Setup the folder structure:

source ~/git/GAAS/profiles/activate_rackham_env
export data=/proj/g2019006/nobackup/$USER/data
export RNAseq_assembly_path=/proj/g2019006/nobackup/$USER/RNAseq_assembly

Trinity

Trinity assemblies can be used as complementary evidence, particularly when trying to polish a gene build with Pasa.

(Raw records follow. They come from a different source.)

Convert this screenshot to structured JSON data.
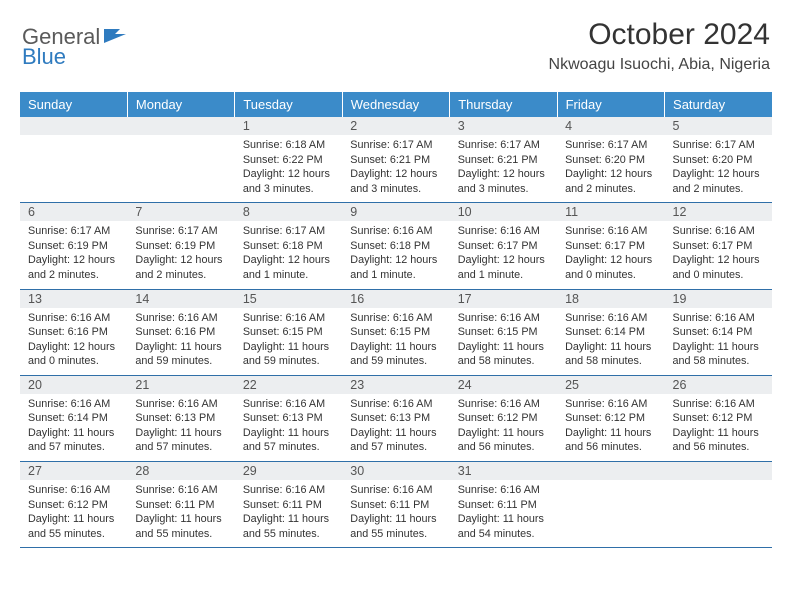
{
  "brand": {
    "part1": "General",
    "part2": "Blue"
  },
  "title": "October 2024",
  "location": "Nkwoagu Isuochi, Abia, Nigeria",
  "colors": {
    "header_bg": "#3b8bc9",
    "header_text": "#ffffff",
    "daynum_bg": "#eceef0",
    "border": "#2f6fa8",
    "brand_gray": "#5a5a5a",
    "brand_blue": "#2f7bbf"
  },
  "weekdays": [
    "Sunday",
    "Monday",
    "Tuesday",
    "Wednesday",
    "Thursday",
    "Friday",
    "Saturday"
  ],
  "weeks": [
    {
      "nums": [
        "",
        "",
        "1",
        "2",
        "3",
        "4",
        "5"
      ],
      "details": [
        "",
        "",
        "Sunrise: 6:18 AM\nSunset: 6:22 PM\nDaylight: 12 hours and 3 minutes.",
        "Sunrise: 6:17 AM\nSunset: 6:21 PM\nDaylight: 12 hours and 3 minutes.",
        "Sunrise: 6:17 AM\nSunset: 6:21 PM\nDaylight: 12 hours and 3 minutes.",
        "Sunrise: 6:17 AM\nSunset: 6:20 PM\nDaylight: 12 hours and 2 minutes.",
        "Sunrise: 6:17 AM\nSunset: 6:20 PM\nDaylight: 12 hours and 2 minutes."
      ]
    },
    {
      "nums": [
        "6",
        "7",
        "8",
        "9",
        "10",
        "11",
        "12"
      ],
      "details": [
        "Sunrise: 6:17 AM\nSunset: 6:19 PM\nDaylight: 12 hours and 2 minutes.",
        "Sunrise: 6:17 AM\nSunset: 6:19 PM\nDaylight: 12 hours and 2 minutes.",
        "Sunrise: 6:17 AM\nSunset: 6:18 PM\nDaylight: 12 hours and 1 minute.",
        "Sunrise: 6:16 AM\nSunset: 6:18 PM\nDaylight: 12 hours and 1 minute.",
        "Sunrise: 6:16 AM\nSunset: 6:17 PM\nDaylight: 12 hours and 1 minute.",
        "Sunrise: 6:16 AM\nSunset: 6:17 PM\nDaylight: 12 hours and 0 minutes.",
        "Sunrise: 6:16 AM\nSunset: 6:17 PM\nDaylight: 12 hours and 0 minutes."
      ]
    },
    {
      "nums": [
        "13",
        "14",
        "15",
        "16",
        "17",
        "18",
        "19"
      ],
      "details": [
        "Sunrise: 6:16 AM\nSunset: 6:16 PM\nDaylight: 12 hours and 0 minutes.",
        "Sunrise: 6:16 AM\nSunset: 6:16 PM\nDaylight: 11 hours and 59 minutes.",
        "Sunrise: 6:16 AM\nSunset: 6:15 PM\nDaylight: 11 hours and 59 minutes.",
        "Sunrise: 6:16 AM\nSunset: 6:15 PM\nDaylight: 11 hours and 59 minutes.",
        "Sunrise: 6:16 AM\nSunset: 6:15 PM\nDaylight: 11 hours and 58 minutes.",
        "Sunrise: 6:16 AM\nSunset: 6:14 PM\nDaylight: 11 hours and 58 minutes.",
        "Sunrise: 6:16 AM\nSunset: 6:14 PM\nDaylight: 11 hours and 58 minutes."
      ]
    },
    {
      "nums": [
        "20",
        "21",
        "22",
        "23",
        "24",
        "25",
        "26"
      ],
      "details": [
        "Sunrise: 6:16 AM\nSunset: 6:14 PM\nDaylight: 11 hours and 57 minutes.",
        "Sunrise: 6:16 AM\nSunset: 6:13 PM\nDaylight: 11 hours and 57 minutes.",
        "Sunrise: 6:16 AM\nSunset: 6:13 PM\nDaylight: 11 hours and 57 minutes.",
        "Sunrise: 6:16 AM\nSunset: 6:13 PM\nDaylight: 11 hours and 57 minutes.",
        "Sunrise: 6:16 AM\nSunset: 6:12 PM\nDaylight: 11 hours and 56 minutes.",
        "Sunrise: 6:16 AM\nSunset: 6:12 PM\nDaylight: 11 hours and 56 minutes.",
        "Sunrise: 6:16 AM\nSunset: 6:12 PM\nDaylight: 11 hours and 56 minutes."
      ]
    },
    {
      "nums": [
        "27",
        "28",
        "29",
        "30",
        "31",
        "",
        ""
      ],
      "details": [
        "Sunrise: 6:16 AM\nSunset: 6:12 PM\nDaylight: 11 hours and 55 minutes.",
        "Sunrise: 6:16 AM\nSunset: 6:11 PM\nDaylight: 11 hours and 55 minutes.",
        "Sunrise: 6:16 AM\nSunset: 6:11 PM\nDaylight: 11 hours and 55 minutes.",
        "Sunrise: 6:16 AM\nSunset: 6:11 PM\nDaylight: 11 hours and 55 minutes.",
        "Sunrise: 6:16 AM\nSunset: 6:11 PM\nDaylight: 11 hours and 54 minutes.",
        "",
        ""
      ]
    }
  ]
}
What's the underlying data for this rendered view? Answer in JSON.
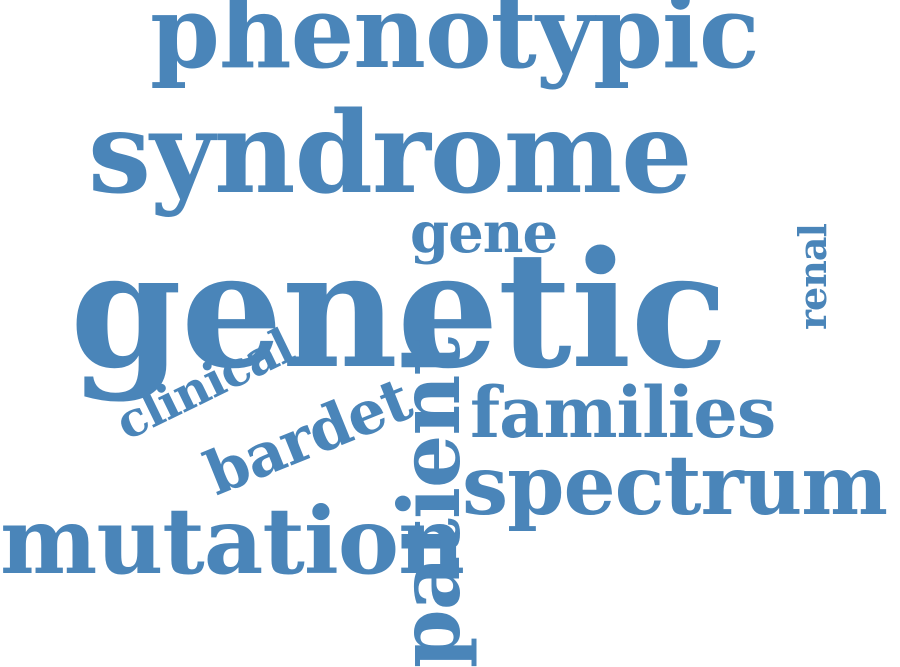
{
  "word_cloud": {
    "color": "#4a85b9",
    "words": [
      {
        "text": "phenotypic",
        "orientation": "horizontal"
      },
      {
        "text": "syndrome",
        "orientation": "horizontal"
      },
      {
        "text": "gene",
        "orientation": "horizontal"
      },
      {
        "text": "renal",
        "orientation": "vertical"
      },
      {
        "text": "genetic",
        "orientation": "horizontal"
      },
      {
        "text": "clinical",
        "orientation": "tilted"
      },
      {
        "text": "bardet",
        "orientation": "tilted"
      },
      {
        "text": "patient",
        "orientation": "vertical"
      },
      {
        "text": "families",
        "orientation": "horizontal"
      },
      {
        "text": "spectrum",
        "orientation": "horizontal"
      },
      {
        "text": "mutation",
        "orientation": "horizontal"
      }
    ]
  }
}
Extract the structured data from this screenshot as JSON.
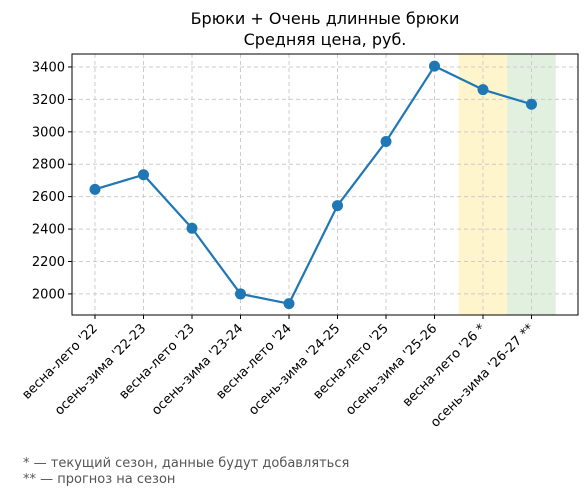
{
  "chart_data": {
    "type": "line",
    "title": "Брюки + Очень длинные брюки",
    "subtitle": "Средняя цена, руб.",
    "xlabel": "",
    "ylabel": "",
    "categories": [
      "весна-лето '22",
      "осень-зима '22-23",
      "весна-лето '23",
      "осень-зима '23-24",
      "весна-лето '24",
      "осень-зима '24-25",
      "весна-лето '25",
      "осень-зима '25-26",
      "весна-лето '26 *",
      "осень-зима '26-27 **"
    ],
    "values": [
      2645,
      2735,
      2405,
      2000,
      1940,
      2545,
      2940,
      3405,
      3260,
      3170
    ],
    "ylim": [
      1870,
      3480
    ],
    "yticks": [
      2000,
      2200,
      2400,
      2600,
      2800,
      3000,
      3200,
      3400
    ],
    "grid": true,
    "line_color": "#1f77b4",
    "highlights": [
      {
        "category_index": 8,
        "color": "#fff5cc",
        "meaning": "current season"
      },
      {
        "category_index": 9,
        "color": "#e2f0e0",
        "meaning": "forecast"
      }
    ]
  },
  "notes": {
    "current_season": "* — текущий сезон, данные будут добавляться",
    "forecast": "** — прогноз на сезон"
  }
}
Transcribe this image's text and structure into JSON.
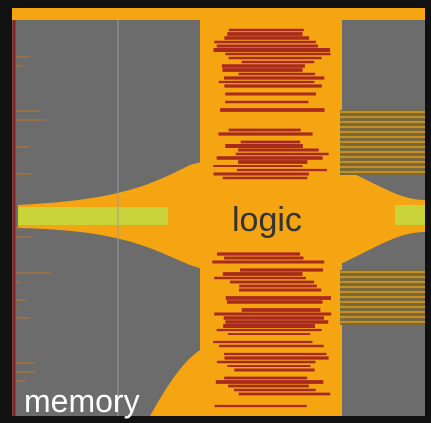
{
  "labels": {
    "logic": "logic",
    "memory": "memory"
  }
}
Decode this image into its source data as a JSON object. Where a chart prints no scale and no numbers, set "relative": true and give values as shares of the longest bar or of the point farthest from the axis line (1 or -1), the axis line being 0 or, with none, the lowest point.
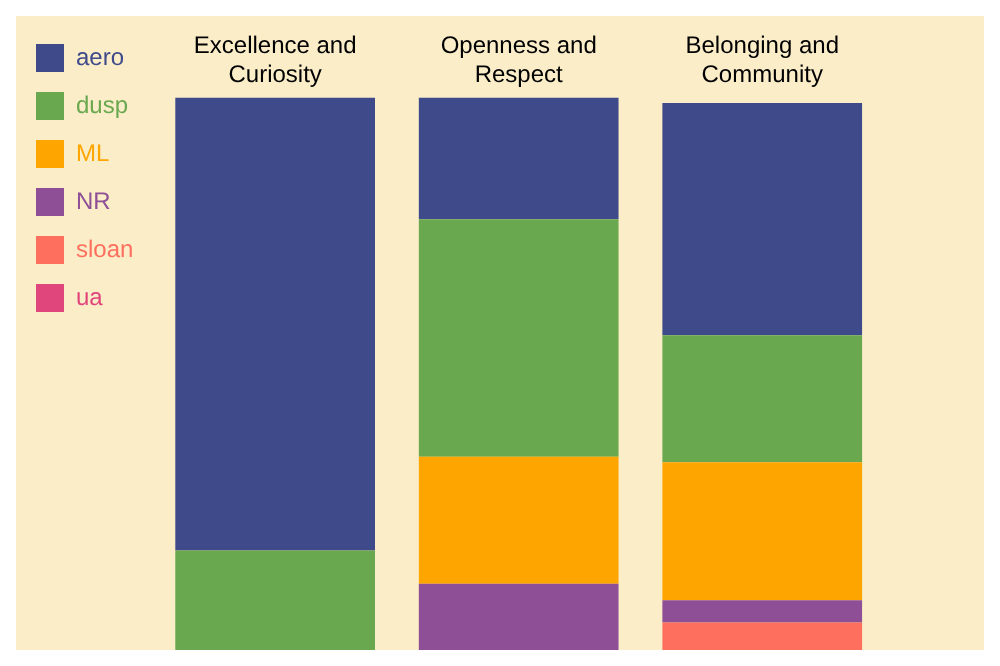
{
  "chart_data": {
    "type": "bar",
    "stacked": true,
    "relative": true,
    "categories": [
      "Excellence and Curiosity",
      "Openness and Respect",
      "Belonging and Community"
    ],
    "series": [
      {
        "name": "ua",
        "color": "#e0457b",
        "values": [
          0,
          0,
          0
        ]
      },
      {
        "name": "sloan",
        "color": "#ff6f5e",
        "values": [
          0,
          0,
          0.05
        ]
      },
      {
        "name": "NR",
        "color": "#8e4f96",
        "values": [
          0,
          0.12,
          0.04
        ]
      },
      {
        "name": "ML",
        "color": "#ffa500",
        "values": [
          0,
          0.23,
          0.25
        ]
      },
      {
        "name": "dusp",
        "color": "#6aa84f",
        "values": [
          0.18,
          0.43,
          0.23
        ]
      },
      {
        "name": "aero",
        "color": "#3f4a8a",
        "values": [
          0.82,
          0.22,
          0.42
        ]
      }
    ],
    "legend": "left",
    "grid": false
  }
}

Before you start, check how big the raw read data is that you wish to assemble to avoid unreasonably long run times.

cd $RNAseq_assembly_path

mkdir trinity

cd trinity

module load trinity/2.4.0
module load samtools/1.9

Trinity --seqType fq --max_memory 32G --left $data/raw_computes/ERR305399_1.fastq.gz --right $data/raw_computes/ERR305399_2.fastq.gz --CPU 5 --output trinity --SS_lib_type RF

Trinity takes a long time to run (several hours), you can stop the program when you start it and have a look at the results, look in $data/RNAseq/trinity the output is Trinity.fasta

:bulb: Tips: Using Trinity in genome annotation

Some advantages :

  • Really easy to run.
  • Many manual an tutorial available on internet eg : here.
  • Output can be annotated directly with Trinotate.
  • Widely use in the community.
  • One can concatenate several read files/libraries or run them separately.

Some disadvantage :

  • Can take several hours to run.
  • Can take a lot of resources to run and create a lot of data.
  • Input data are often really big files : As a “rule” in our team, if read files are >10Gb compressed, one should consider normalizing the data. If you have such big file, it is recommended to normalize them prior to assembly to avoid very long run times.
  • Results tend to be noisy with many shorts transcripts, might need to be filtered.